If you want to have better management and control of your business online and don’t have the time, need or desire to learn technical “web development” languages such as HTML, then you should consider building your website or blog using WordPress.
Hosting And Managing Your Web Site
As well as using to build your site with the WordPress content management system (CMS), you should also decide who is going to host your website, and if you are going to let others manage your website, or manage the web site yourself.
We use and recommend WordPress for many website uses, and we also provide more detailed information about the benefits of using the WordPress CMS and information on subjects like how to register domain names, webhosting and website management in other blog posts on this site.
If you need more help choosing your technology platform, don’t hesitate to contact us for assistance.
Step 4 – Defining Your Website Audience
After you have the basics of your site figured out, then it’s time to define who is your target audience.
Key information about your target audience should include the following:
- Audience demographics
- What your audience needs and wants
- Any problems your target audience is experiencing, or will face in the future
- How prefer to consume digital information
- How they generally see themselves
- What they expect from you and or your business
It’s vitally important that you try and create as accurate a profile of your target visitors as possible. Try to picture the ideal person that you will be communicating directly with when presenting your information to.
Begin this process by asking questions, like the following:
- Who will your site’s content be addressing?
- What will visitors be searching for on your web site?
- What issues are your users going to face that the content you plan to provide will help them solve online? What types of solutions are people searching online for these problems?
- Are your ideal users technology-savvy? How will your site users consume digital information? Will they prefer videos to visual content like images or graphics and text? Do they need downloadable content (e.g. price lists, schedules, timetables)? Will you need to create content like videos, audios or multimedia presentations often in order to keep your target audience engaged?

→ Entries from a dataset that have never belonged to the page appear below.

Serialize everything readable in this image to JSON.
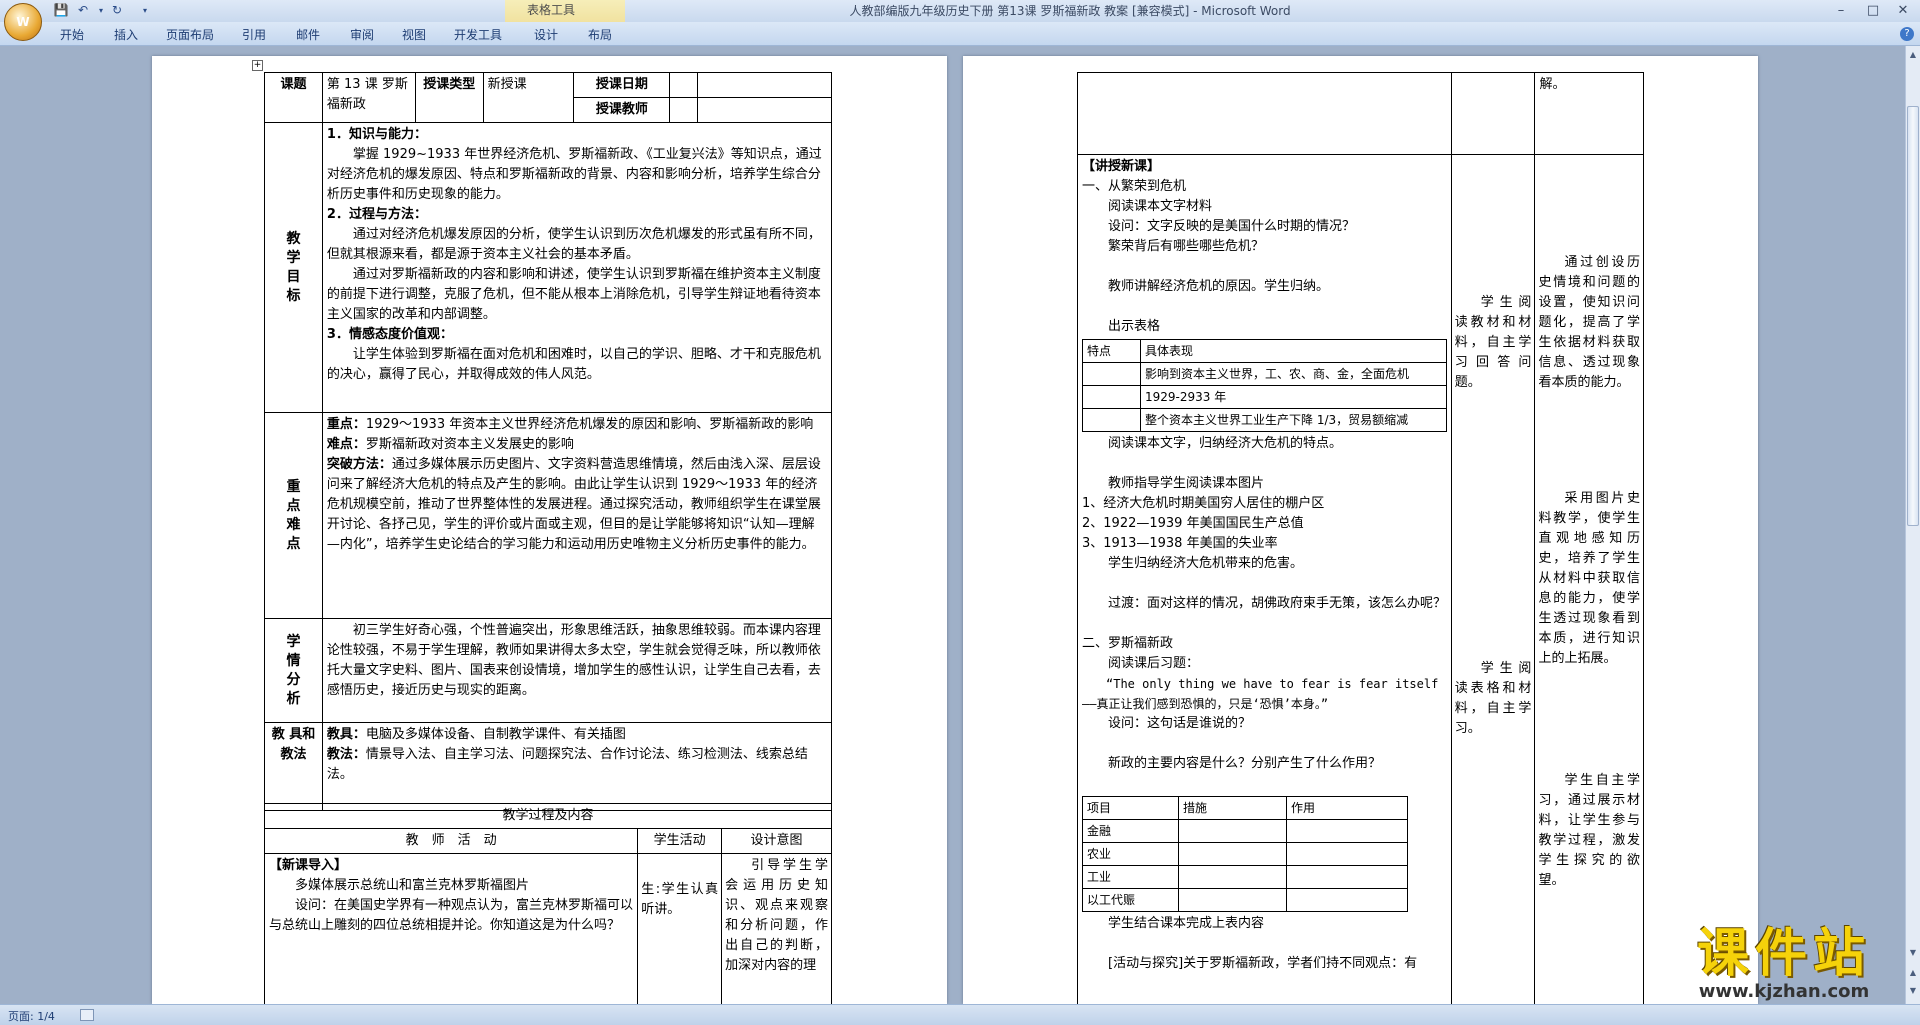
{
  "app": {
    "window_title": "人教部编版九年级历史下册 第13课 罗斯福新政 教案 [兼容模式] - Microsoft Word",
    "context_tab_group": "表格工具",
    "ribbon_tabs": [
      "开始",
      "插入",
      "页面布局",
      "引用",
      "邮件",
      "审阅",
      "视图",
      "开发工具",
      "设计",
      "布局"
    ],
    "status_page": "页面: 1/4",
    "watermark_main": "课件站",
    "watermark_url": "www.kjzhan.com"
  },
  "icons": {
    "office": "office-orb-icon",
    "save": "save-icon",
    "undo": "undo-icon",
    "redo": "redo-icon",
    "minimize": "minimize-icon",
    "maximize": "maximize-icon",
    "close": "close-icon",
    "help": "help-icon"
  },
  "left": {
    "header": {
      "title_label": "课题",
      "title_value": "第 13 课 罗斯福新政",
      "type_label": "授课类型",
      "type_value": "新授课",
      "date_label": "授课日期",
      "teacher_label": "授课教师"
    },
    "goals": {
      "label": [
        "教",
        "学",
        "目",
        "标"
      ],
      "h1": "1．知识与能力：",
      "p1": "掌握 1929~1933 年世界经济危机、罗斯福新政、《工业复兴法》等知识点，通过对经济危机的爆发原因、特点和罗斯福新政的背景、内容和影响分析，培养学生综合分析历史事件和历史现象的能力。",
      "h2": "2．过程与方法：",
      "p2a": "通过对经济危机爆发原因的分析，使学生认识到历次危机爆发的形式虽有所不同，但就其根源来看，都是源于资本主义社会的基本矛盾。",
      "p2b": "通过对罗斯福新政的内容和影响和讲述，使学生认识到罗斯福在维护资本主义制度的前提下进行调整，克服了危机，但不能从根本上消除危机，引导学生辩证地看待资本主义国家的改革和内部调整。",
      "h3": "3．情感态度价值观：",
      "p3": "让学生体验到罗斯福在面对危机和困难时，以自己的学识、胆略、才干和克服危机的决心，赢得了民心，并取得成效的伟人风范。"
    },
    "key": {
      "label": [
        "重",
        "点",
        "难",
        "点"
      ],
      "zd_label": "重点：",
      "zd": "1929～1933 年资本主义世界经济危机爆发的原因和影响、罗斯福新政的影响",
      "nd_label": "难点：",
      "nd": "罗斯福新政对资本主义发展史的影响",
      "tp_label": "突破方法：",
      "tp": "通过多媒体展示历史图片、文字资料营造思维情境，然后由浅入深、层层设问来了解经济大危机的特点及产生的影响。由此让学生认识到 1929～1933 年的经济危机规模空前，推动了世界整体性的发展进程。通过探究活动，教师组织学生在课堂展开讨论、各抒己见，学生的评价或片面或主观，但目的是让学能够将知识“认知—理解—内化”，培养学生史论结合的学习能力和运动用历史唯物主义分析历史事件的能力。"
    },
    "xq": {
      "label": [
        "学",
        "情",
        "分",
        "析"
      ],
      "text": "初三学生好奇心强，个性普遍突出，形象思维活跃，抽象思维较弱。而本课内容理论性较强，不易于学生理解，教师如果讲得太多太空，学生就会觉得乏味，所以教师依托大量文字史料、图片、国表来创设情境，增加学生的感性认识，让学生自己去看，去感悟历史，接近历史与现实的距离。"
    },
    "tools": {
      "label": "教 具和教法",
      "jj_label": "教具：",
      "jj": "电脑及多媒体设备、自制教学课件、有关插图",
      "jf_label": "教法：",
      "jf": "情景导入法、自主学习法、问题探究法、合作讨论法、练习检测法、线索总结法。"
    },
    "process": {
      "title": "教学过程及内容",
      "col_teacher": "教　师　活　动",
      "col_student": "学生活动",
      "col_intent": "设计意图",
      "intro_h": "【新课导入】",
      "intro_p1": "多媒体展示总统山和富兰克林罗斯福图片",
      "intro_p2": "设问：在美国史学界有一种观点认为，富兰克林罗斯福可以与总统山上雕刻的四位总统相提并论。你知道这是为什么吗？",
      "student": "生:学生认真听讲。",
      "intent": "引导学生学会运用历史知识、观点来观察和分析问题，作出自己的判断，加深对内容的理"
    }
  },
  "right": {
    "top_intent": "解。",
    "new_h": "【讲授新课】",
    "s1": "一、从繁荣到危机",
    "s1_l1": "阅读课本文字材料",
    "s1_l2": "设问：文字反映的是美国什么时期的情况？",
    "s1_l3": "繁荣背后有哪些哪些危机？",
    "s1_l4": "教师讲解经济危机的原因。学生归纳。",
    "s1_l5": "出示表格",
    "t1_head": [
      "特点",
      "具体表现"
    ],
    "t1_rows": [
      "影响到资本主义世界，工、农、商、金，全面危机",
      "1929-2933 年",
      "整个资本主义世界工业生产下降 1/3，贸易额缩减"
    ],
    "s1_l6": "阅读课本文字，归纳经济大危机的特点。",
    "s1_l7": "教师指导学生阅读课本图片",
    "s1_l8": "1、经济大危机时期美国穷人居住的棚户区",
    "s1_l9": "2、1922—1939 年美国国民生产总值",
    "s1_l10": "3、1913—1938 年美国的失业率",
    "s1_l11": "学生归纳经济大危机带来的危害。",
    "s1_l12": "过渡：面对这样的情况，胡佛政府束手无策，该怎么办呢？",
    "s2": "二、罗斯福新政",
    "s2_l1": "阅读课后习题：",
    "s2_l2": "“The only thing we have to fear is fear itself——真正让我们感到恐惧的，只是‘恐惧’本身。”",
    "s2_l3": "设问：这句话是谁说的？",
    "s2_l4": "新政的主要内容是什么？分别产生了什么作用？",
    "t2_head": [
      "项目",
      "措施",
      "作用"
    ],
    "t2_rows": [
      "金融",
      "农业",
      "工业",
      "以工代赈"
    ],
    "s2_l5": "学生结合课本完成上表内容",
    "s2_l6": "[活动与探究]关于罗斯福新政，学者们持不同观点：有",
    "student_a": "学生阅读教材和材料，自主学习回答问题。",
    "student_b": "学生阅读表格和材料，自主学习。",
    "intent_a": "通过创设历史情境和问题的设置，使知识问题化，提高了学生依据材料获取信息、透过现象看本质的能力。",
    "intent_b": "采用图片史料教学，使学生直观地感知历史，培养了学生从材料中获取信息的能力，使学生透过现象看到本质，进行知识上的上拓展。",
    "intent_c": "学生自主学习，通过展示材料，让学生参与教学过程，激发学生探究的欲望。"
  }
}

- Where are they located? Will geography and factors like education, relationship status or gender affect the success of your business? If so, what segments of the population will your web site be marketing to and how will you target these demographics online?

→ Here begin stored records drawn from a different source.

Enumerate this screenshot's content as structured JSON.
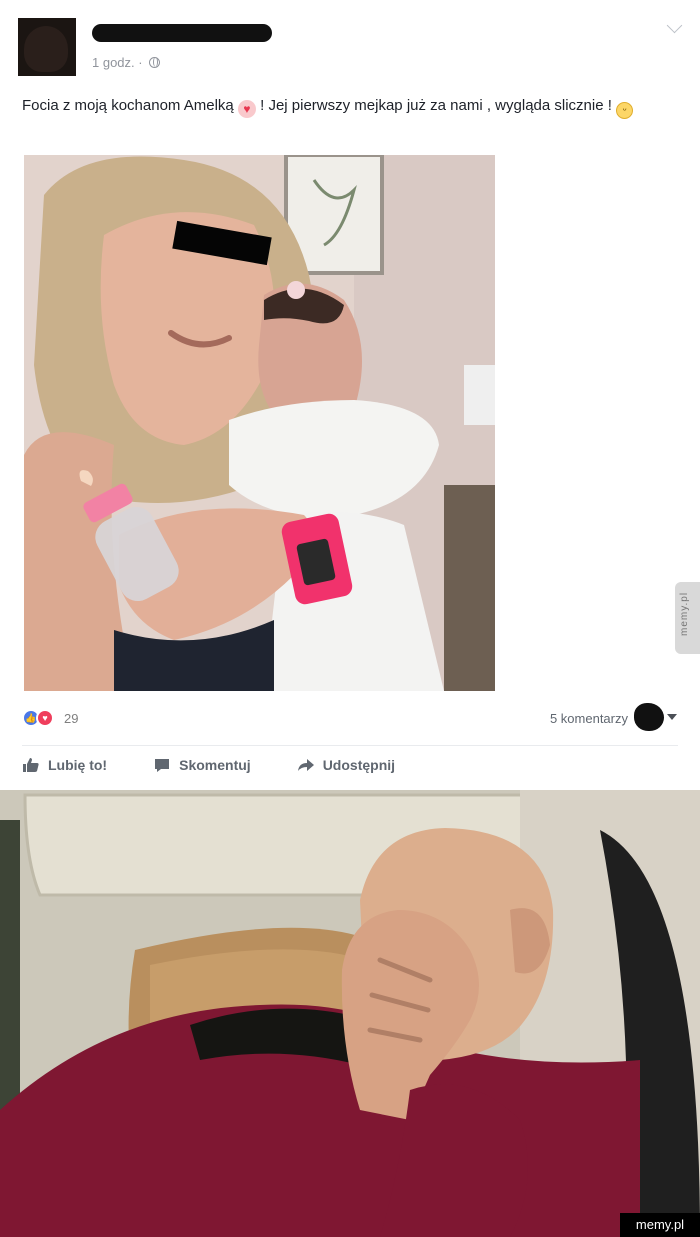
{
  "post": {
    "timestamp": "1 godz. ·",
    "text_before_heart": "Focia z moją kochanom Amelką ",
    "heart_icon": "heart-emoji-icon",
    "text_after_heart": " ! Jej pierwszy mejkap już za nami , wygląda slicznie ! ",
    "smile_icon": "smile-emoji-icon"
  },
  "reactions": {
    "count": "29",
    "icons": [
      "like-reaction-icon",
      "love-reaction-icon"
    ],
    "comments_label": "5 komentarzy"
  },
  "actions": {
    "like": "Lubię to!",
    "comment": "Skomentuj",
    "share": "Udostępnij"
  },
  "watermark": {
    "side": "memy.pl",
    "bottom": "memy.pl"
  },
  "colors": {
    "like_blue": "#4a78e8",
    "love_red": "#ef3e5c",
    "muted_text": "#90949c"
  }
}
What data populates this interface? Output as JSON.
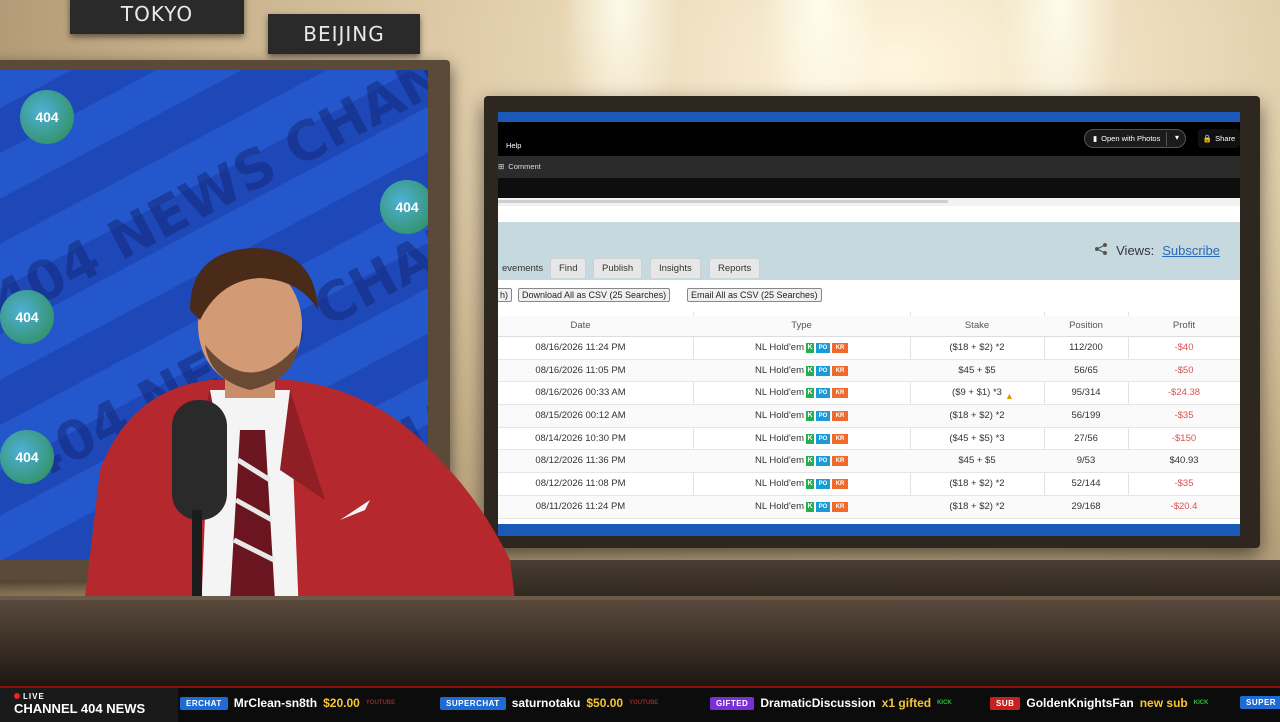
{
  "studio": {
    "city_signs": [
      "TOKYO",
      "BEIJING"
    ],
    "background_text": "404 NEWS CHANNEL",
    "globe_label": "404"
  },
  "app": {
    "topbar": {
      "help_label": "Help",
      "open_with_photos_label": "Open with Photos",
      "share_label": "Share"
    },
    "commandbar": {
      "comment_label": "Comment"
    },
    "header": {
      "views_label": "Views:",
      "subscribe_link": "Subscribe"
    },
    "tabs": [
      {
        "label": "evements"
      },
      {
        "label": "Find"
      },
      {
        "label": "Publish"
      },
      {
        "label": "Insights"
      },
      {
        "label": "Reports"
      }
    ],
    "actions": {
      "partial_button": "h)",
      "download_csv": "Download All as CSV (25 Searches)",
      "email_csv": "Email All as CSV (25 Searches)"
    },
    "table": {
      "columns": [
        "Date",
        "Type",
        "Stake",
        "Position",
        "Profit"
      ],
      "rows": [
        {
          "date": "08/16/2026 11:24 PM",
          "type": "NL Hold'em",
          "stake": "($18 + $2) *2",
          "position": "112/200",
          "profit": "-$40",
          "negative": true
        },
        {
          "date": "08/16/2026 11:05 PM",
          "type": "NL Hold'em",
          "stake": "$45 + $5",
          "position": "56/65",
          "profit": "-$50",
          "negative": true
        },
        {
          "date": "08/16/2026 00:33 AM",
          "type": "NL Hold'em",
          "stake": "($9 + $1) *3",
          "position": "95/314",
          "profit": "-$24.38",
          "negative": true
        },
        {
          "date": "08/15/2026 00:12 AM",
          "type": "NL Hold'em",
          "stake": "($18 + $2) *2",
          "position": "56/199",
          "profit": "-$35",
          "negative": true
        },
        {
          "date": "08/14/2026 10:30 PM",
          "type": "NL Hold'em",
          "stake": "($45 + $5) *3",
          "position": "27/56",
          "profit": "-$150",
          "negative": true
        },
        {
          "date": "08/12/2026 11:36 PM",
          "type": "NL Hold'em",
          "stake": "$45 + $5",
          "position": "9/53",
          "profit": "$40.93",
          "negative": false
        },
        {
          "date": "08/12/2026 11:08 PM",
          "type": "NL Hold'em",
          "stake": "($18 + $2) *2",
          "position": "52/144",
          "profit": "-$35",
          "negative": true
        },
        {
          "date": "08/11/2026 11:24 PM",
          "type": "NL Hold'em",
          "stake": "($18 + $2) *2",
          "position": "29/168",
          "profit": "-$20.4",
          "negative": true
        }
      ]
    }
  },
  "ticker": {
    "live_label": "LIVE",
    "channel_label": "CHANNEL 404 NEWS",
    "items": [
      {
        "tag": "ERCHAT",
        "tag_type": "superchat",
        "user": "MrClean-sn8th",
        "amount": "$20.00",
        "platform": "YOUTUBE"
      },
      {
        "tag": "SUPERCHAT",
        "tag_type": "superchat",
        "user": "saturnotaku",
        "amount": "$50.00",
        "platform": "YOUTUBE"
      },
      {
        "tag": "GIFTED",
        "tag_type": "gifted",
        "user": "DramaticDiscussion",
        "amount": "x1 gifted",
        "platform": "KICK"
      },
      {
        "tag": "SUB",
        "tag_type": "sub",
        "user": "GoldenKnightsFan",
        "amount": "new sub",
        "platform": "KICK"
      },
      {
        "tag": "SUPER",
        "tag_type": "superchat",
        "user": "",
        "amount": "",
        "platform": ""
      }
    ]
  },
  "colors": {
    "accent_blue": "#1a59b7",
    "negative_profit": "#d9534f",
    "ticker_amount": "#f7c531",
    "superchat_tag": "#1e6bd6",
    "gifted_tag": "#7b2fd6",
    "sub_tag": "#c62020"
  }
}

- How do your site users see themselves? Who do your target users engage online with? What music are they downloading? What else do they buy, or consume online?

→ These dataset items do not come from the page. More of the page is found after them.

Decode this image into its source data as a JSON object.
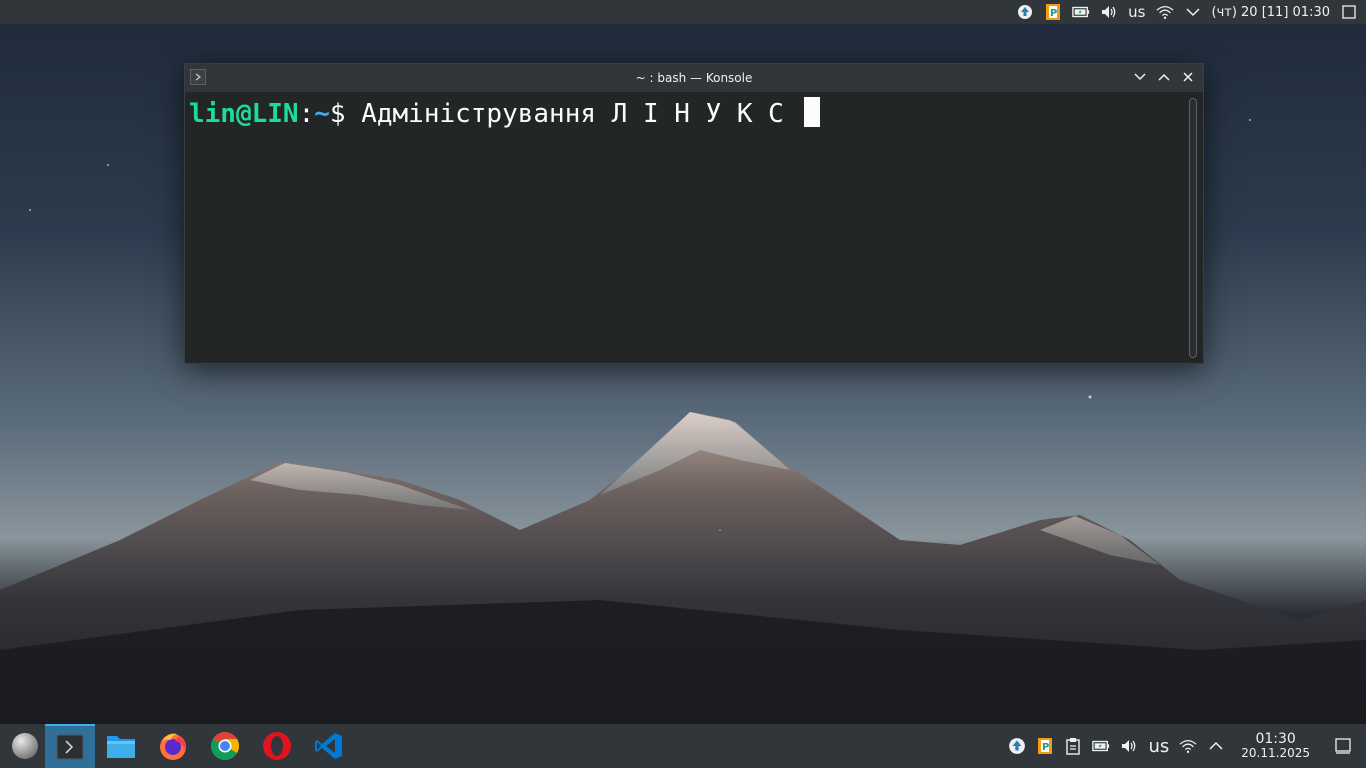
{
  "top_panel": {
    "keyboard_layout": "us",
    "datetime": "(чт) 20 [11] 01:30",
    "icons": [
      "update-icon",
      "pamac-icon",
      "battery-icon",
      "volume-icon",
      "keyboard-layout",
      "wifi-icon",
      "expand-chevron-icon",
      "show-desktop-icon"
    ]
  },
  "window": {
    "title": "~ : bash — Konsole",
    "terminal": {
      "user_host": "lin@LIN",
      "separator": ":",
      "path": "~",
      "prompt_symbol": "$",
      "input": " Адміністрування Л І Н У К С "
    },
    "buttons": [
      "minimize",
      "maximize",
      "close"
    ]
  },
  "taskbar": {
    "apps": [
      {
        "name": "launcher",
        "icon": "menu-launcher-icon"
      },
      {
        "name": "konsole",
        "icon": "konsole-icon",
        "active": true
      },
      {
        "name": "dolphin",
        "icon": "folder-icon"
      },
      {
        "name": "firefox",
        "icon": "firefox-icon"
      },
      {
        "name": "chrome",
        "icon": "chrome-icon"
      },
      {
        "name": "opera",
        "icon": "opera-icon"
      },
      {
        "name": "vscode",
        "icon": "vscode-icon"
      }
    ],
    "tray": {
      "keyboard_layout": "us",
      "clock_time": "01:30",
      "clock_date": "20.11.2025"
    }
  },
  "colors": {
    "panel": "#31363b",
    "terminal_bg": "#232627",
    "prompt_user": "#1cdc9a",
    "prompt_path": "#3daee9",
    "active_task": "#2f6f9a"
  }
}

- What do visitors expect from your site? What kind of information are you willing to provide online for free or for a fee? What kind of information are you unwilling to provide to them for free?
Being able to accurately define your website’s target audience is an important step in the website planning process and it will help you communicate better with the web developer and everyone else assisting you with your website, which will then ensure that you end up with a website that will perfectly meet your budget and suit your needs.
If you don’t have access to accurate research information about your target audience, then start with a “best guess” based on your experience and whatever research you have done.
Also, try not to narrow your scope too much. You could be going after a niche that is just too small, or an online opportunity that may not be sustainable.
Finally, unless you plan to build a portal website and have the resources to do so, don’t try to make your website or blog appeal to too broad an audience, or you’ll just end up creating a ton of extra work for yourself when it comes to populating your site with content, as you will see when we continue exploring the website planning process in another section.